Procurement is 21%. (I assume that is systems, not beans and bullets).
RDT&E is 14%.
Those three account for 79% of the budget.
As the force grows, one of three things will happen:
- Personnel cost increases will be covered by cuts to O&M
- Personnel and O&M cost increases will be covered by increasing the budget
- Personnel and O&M cost increases will be covered by (.9999 probability) shifting funds from one of the other two.
I expect a combination of 1 and 3.
Which leaves less than $189B available for budget reductions. Maybe, big maybe, 10% of that can be trimmed, for any reason, without crippling national capability to design, develop and produce major weapon systems.

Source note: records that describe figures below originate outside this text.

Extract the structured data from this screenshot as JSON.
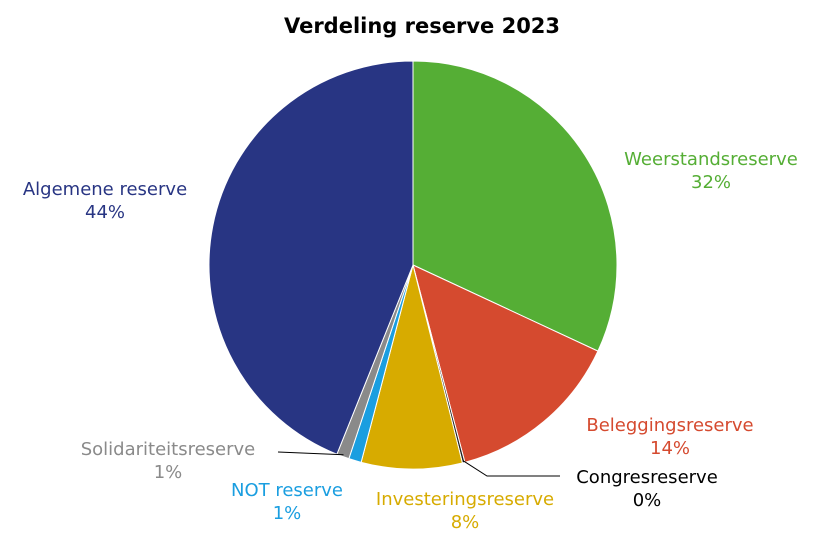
{
  "chart_data": {
    "type": "pie",
    "title": "Verdeling reserve 2023",
    "slices": [
      {
        "label": "Weerstandsreserve",
        "value": 32,
        "display": "32%",
        "color": "#55ae35",
        "label_color": "#55ae35"
      },
      {
        "label": "Beleggingsreserve",
        "value": 14,
        "display": "14%",
        "color": "#d54a2f",
        "label_color": "#d54a2f"
      },
      {
        "label": "Congresreserve",
        "value": 0.2,
        "display": "0%",
        "color": "#222222",
        "label_color": "#000000"
      },
      {
        "label": "Investeringsreserve",
        "value": 8,
        "display": "8%",
        "color": "#d7ab00",
        "label_color": "#d7ab00"
      },
      {
        "label": "NOT reserve",
        "value": 1,
        "display": "1%",
        "color": "#1a9ee0",
        "label_color": "#1a9ee0"
      },
      {
        "label": "Solidariteitsreserve",
        "value": 1,
        "display": "1%",
        "color": "#8a8a8a",
        "label_color": "#8a8a8a"
      },
      {
        "label": "Algemene reserve",
        "value": 44,
        "display": "44%",
        "color": "#283583",
        "label_color": "#283583"
      }
    ]
  }
}
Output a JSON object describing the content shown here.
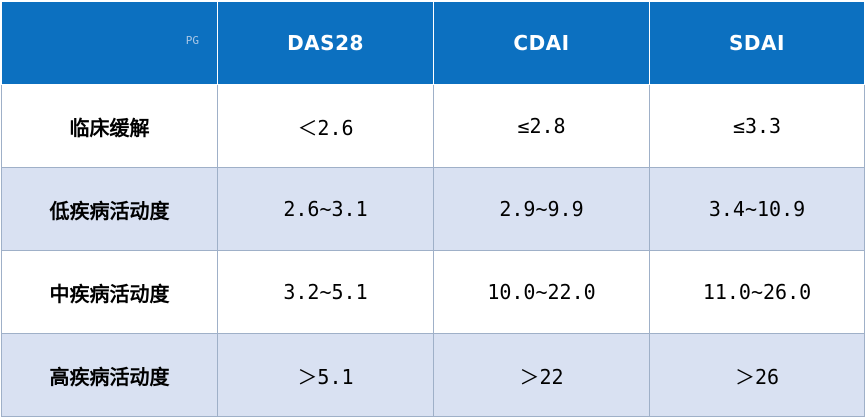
{
  "table": {
    "corner_mark": "PG",
    "headers": [
      "DAS28",
      "CDAI",
      "SDAI"
    ],
    "rows": [
      {
        "label": "临床缓解",
        "values": [
          "＜2.6",
          "≤2.8",
          "≤3.3"
        ]
      },
      {
        "label": "低疾病活动度",
        "values": [
          "2.6~3.1",
          "2.9~9.9",
          "3.4~10.9"
        ]
      },
      {
        "label": "中疾病活动度",
        "values": [
          "3.2~5.1",
          "10.0~22.0",
          "11.0~26.0"
        ]
      },
      {
        "label": "高疾病活动度",
        "values": [
          "＞5.1",
          "＞22",
          "＞26"
        ]
      }
    ]
  },
  "colors": {
    "header_bg": "#0c70c0",
    "alt_row_bg": "#d9e1f2",
    "border": "#9fb0c8"
  }
}
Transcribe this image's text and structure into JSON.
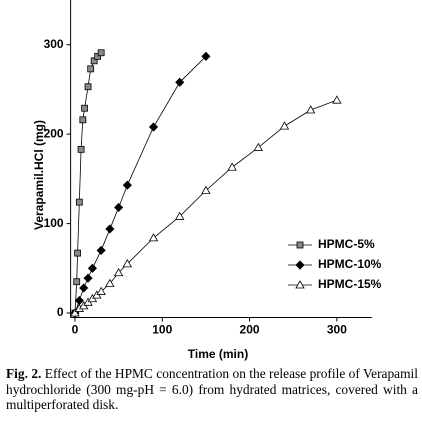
{
  "chart_data": {
    "type": "line",
    "xlabel": "Time (min)",
    "ylabel": "Verapamil.HCl (mg)",
    "xlim": [
      -5,
      340
    ],
    "xticks": [
      0,
      100,
      200,
      300
    ],
    "ylim": [
      -5,
      350
    ],
    "yticks": [
      0,
      100,
      200,
      300
    ],
    "legend": "right",
    "series": [
      {
        "name": "HPMC-5%",
        "marker": "square",
        "color": "#8a8a8a",
        "x": [
          0,
          2,
          3,
          5,
          7,
          9,
          11,
          15,
          18,
          22,
          26,
          30
        ],
        "values": [
          0,
          35,
          67,
          124,
          183,
          216,
          229,
          253,
          273,
          282,
          287,
          291
        ]
      },
      {
        "name": "HPMC-10%",
        "marker": "diamond",
        "color": "#000000",
        "x": [
          0,
          5,
          10,
          15,
          20,
          30,
          40,
          50,
          60,
          90,
          120,
          150
        ],
        "values": [
          0,
          14,
          28,
          39,
          50,
          70,
          94,
          118,
          143,
          208,
          258,
          287
        ]
      },
      {
        "name": "HPMC-15%",
        "marker": "triangle",
        "color": "#ffffff",
        "x": [
          0,
          5,
          10,
          15,
          20,
          25,
          30,
          40,
          50,
          60,
          90,
          120,
          150,
          180,
          210,
          240,
          270,
          300
        ],
        "values": [
          0,
          5,
          8,
          12,
          16,
          20,
          24,
          33,
          45,
          55,
          84,
          108,
          137,
          163,
          185,
          209,
          227,
          238
        ]
      }
    ]
  },
  "caption": {
    "label": "Fig. 2.",
    "text": "Effect of the HPMC concentration on the release profile of Verapamil hydrochloride (300 mg-pH = 6.0) from hydrated matrices, covered with a multiperforated disk."
  }
}
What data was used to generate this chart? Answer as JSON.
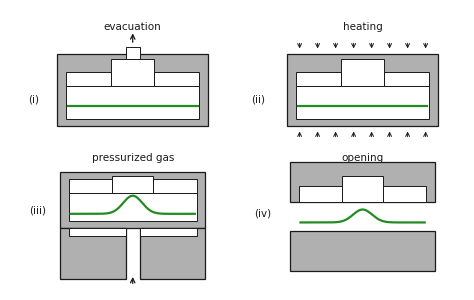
{
  "background": "#ffffff",
  "gray": "#b0b0b0",
  "white": "#ffffff",
  "black": "#1a1a1a",
  "green": "#228b22",
  "fs_title": 7.5,
  "fs_label": 7.5,
  "titles": [
    "evacuation",
    "heating",
    "pressurized gas",
    "opening"
  ],
  "labels": [
    "(i)",
    "(ii)",
    "(iii)",
    "(iv)"
  ]
}
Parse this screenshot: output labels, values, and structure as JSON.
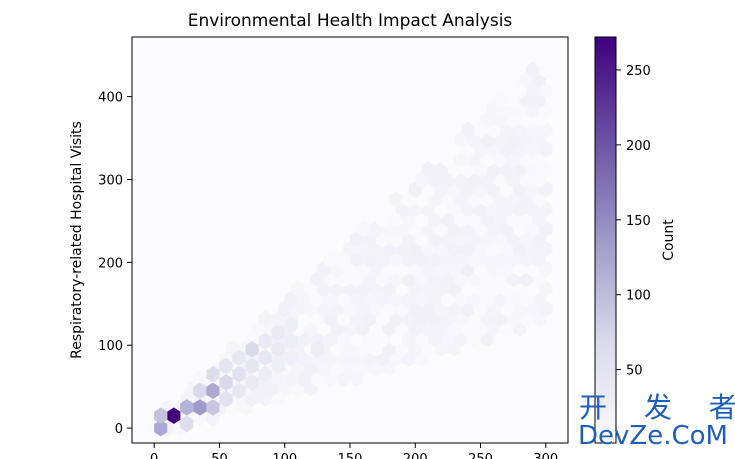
{
  "chart_data": {
    "type": "heatmap",
    "subtype": "hexbin",
    "title": "Environmental Health Impact Analysis",
    "xlabel": "",
    "ylabel": "Respiratory-related Hospital Visits",
    "colorbar_label": "Count",
    "colormap": "Purples",
    "xlim": [
      -17,
      317
    ],
    "ylim": [
      -18,
      472
    ],
    "xticks": [
      0,
      50,
      100,
      150,
      200,
      250,
      300
    ],
    "yticks": [
      0,
      100,
      200,
      300,
      400
    ],
    "colorbar_range": [
      1,
      272
    ],
    "colorbar_ticks": [
      50,
      100,
      150,
      200,
      250
    ],
    "max_count": 272,
    "hexbins": [
      {
        "x": 15,
        "y": 15,
        "count": 272
      },
      {
        "x": 5,
        "y": 0,
        "count": 120
      },
      {
        "x": 5,
        "y": 15,
        "count": 95
      },
      {
        "x": 25,
        "y": 25,
        "count": 110
      },
      {
        "x": 25,
        "y": 5,
        "count": 60
      },
      {
        "x": 35,
        "y": 25,
        "count": 135
      },
      {
        "x": 35,
        "y": 45,
        "count": 70
      },
      {
        "x": 45,
        "y": 45,
        "count": 120
      },
      {
        "x": 45,
        "y": 25,
        "count": 90
      },
      {
        "x": 45,
        "y": 65,
        "count": 60
      },
      {
        "x": 55,
        "y": 55,
        "count": 70
      },
      {
        "x": 55,
        "y": 35,
        "count": 55
      },
      {
        "x": 55,
        "y": 75,
        "count": 45
      },
      {
        "x": 65,
        "y": 65,
        "count": 55
      },
      {
        "x": 65,
        "y": 85,
        "count": 40
      },
      {
        "x": 65,
        "y": 45,
        "count": 40
      },
      {
        "x": 75,
        "y": 95,
        "count": 70
      },
      {
        "x": 75,
        "y": 75,
        "count": 45
      },
      {
        "x": 75,
        "y": 55,
        "count": 35
      },
      {
        "x": 85,
        "y": 85,
        "count": 40
      },
      {
        "x": 85,
        "y": 105,
        "count": 35
      },
      {
        "x": 85,
        "y": 65,
        "count": 30
      },
      {
        "x": 95,
        "y": 115,
        "count": 35
      },
      {
        "x": 95,
        "y": 95,
        "count": 35
      },
      {
        "x": 95,
        "y": 75,
        "count": 28
      },
      {
        "x": 105,
        "y": 105,
        "count": 30
      },
      {
        "x": 105,
        "y": 125,
        "count": 28
      },
      {
        "x": 105,
        "y": 85,
        "count": 25
      },
      {
        "x": 125,
        "y": 95,
        "count": 30
      }
    ]
  },
  "watermark": {
    "line1": "开 发 者",
    "line2": "DevZe.CoM"
  }
}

The consequences I foresee are:
- Training and readiness deteriorate.
- The ability to develop and produce new systems deteriorates, including recapitalizing existing systems.
- The level of military power available begins a steady decrease.
- US ability to project power deteriorates.
Your big question is: "...if the US's military capacity collapses under the weight of its financial profligacy, how do you thing that will change the wars she fights?"
I think the answer is that we will lose the ability to effectively fight any. Think in terms of 18th and 19th century Spain.